Smallest American Rabbit Gets No Legal Protection
The pygmy rabbit will not be listed under the Endangered Species Act for protection in California, Nevada, Oregon, Idaho, Utah, Wyoming, and Montana said US Fish and Wildlife officials. A very small population of the tiny rabbits is legally protected as endangered in Washington state. This group of rabbits would have perished, but conservationists intervened and captured them for a captive breeding program. But there were so few, they had to be crossbred with pygmy rabbits from Idaho. Genetically pure Columbia Basin pygmy rabbits did go extinct. (The protected Washington population is a hybrid rabbit.)
The reason they were driven into extinction is that too much of their habitat had been converted into agricultural lands, and their numbers gradually declined to the point of no return. Sagebrush makes up the majority of the rabbit’s diet and much of the land with sagebrush has been taken over. In winter, they eat 98 percent sagebrush. (Source: University of Michigan) (The Gunnison Grouse was also recently denied protection, and it too depends upon habitat with sagebrush.)
The remaining pygmy rabbits (outside of Washington state) have been denied status as endangered. Apparently not much is known about pygmy rabbits. Even the US Fish and Wildlife Service said this in their recent press release, “We ask that any new information concerning the status of species or threats to it be submitted to us, at any time, to assist in monitoring the species and conservation efforts.” (Source: US Fish and Wildlife Service) In their press release no population numbers were provided for wild pygmy rabbits.

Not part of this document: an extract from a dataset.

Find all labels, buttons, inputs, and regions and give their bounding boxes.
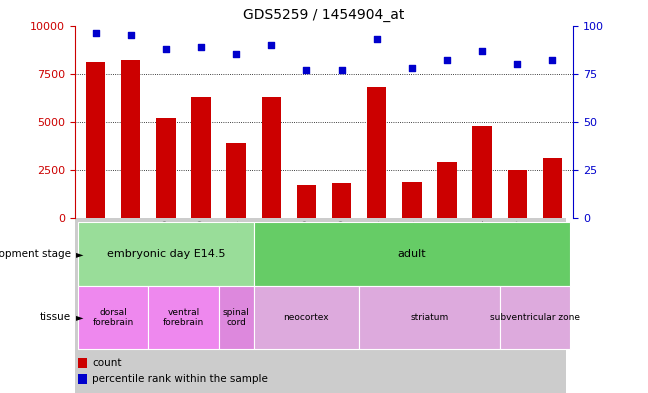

Wildlife biologist Erik Molvar said, “…no question pygmies face severe threats throughout their range.” (Source: Reuters.com)
The rabbit was under review for endangerment status because population declines due to their sagebrush habitat converted to agricultural purposes, livestock grazing, urban and rural development, energy development, invasive plant species, and fires.

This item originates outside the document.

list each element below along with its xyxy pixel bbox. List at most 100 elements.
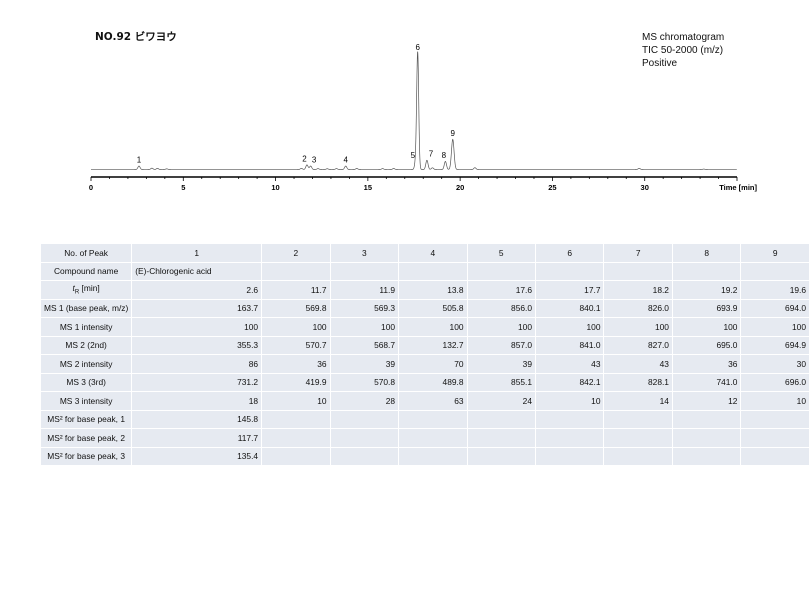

If the larger population of pygmy rabbits continues to decline, they may face a situation similar to the tragedy in Washington. Ivan Oranksy, in Scientific American wrote, “Isolation, and the resulting dwindling numbers, severely damaged the pygmy rabbits’ gene pool, making the animals prone to infection.”
A one-pound burrowing rabbit appears to be no match for a federal government influenced by agriculture, and oil and gas lobbyists. Also, it is not off limits to hunting. Field and Stream wrote a response to the denial of protection asking its readers if the rabbit is too cute to hunt. Predictably, the answer was no.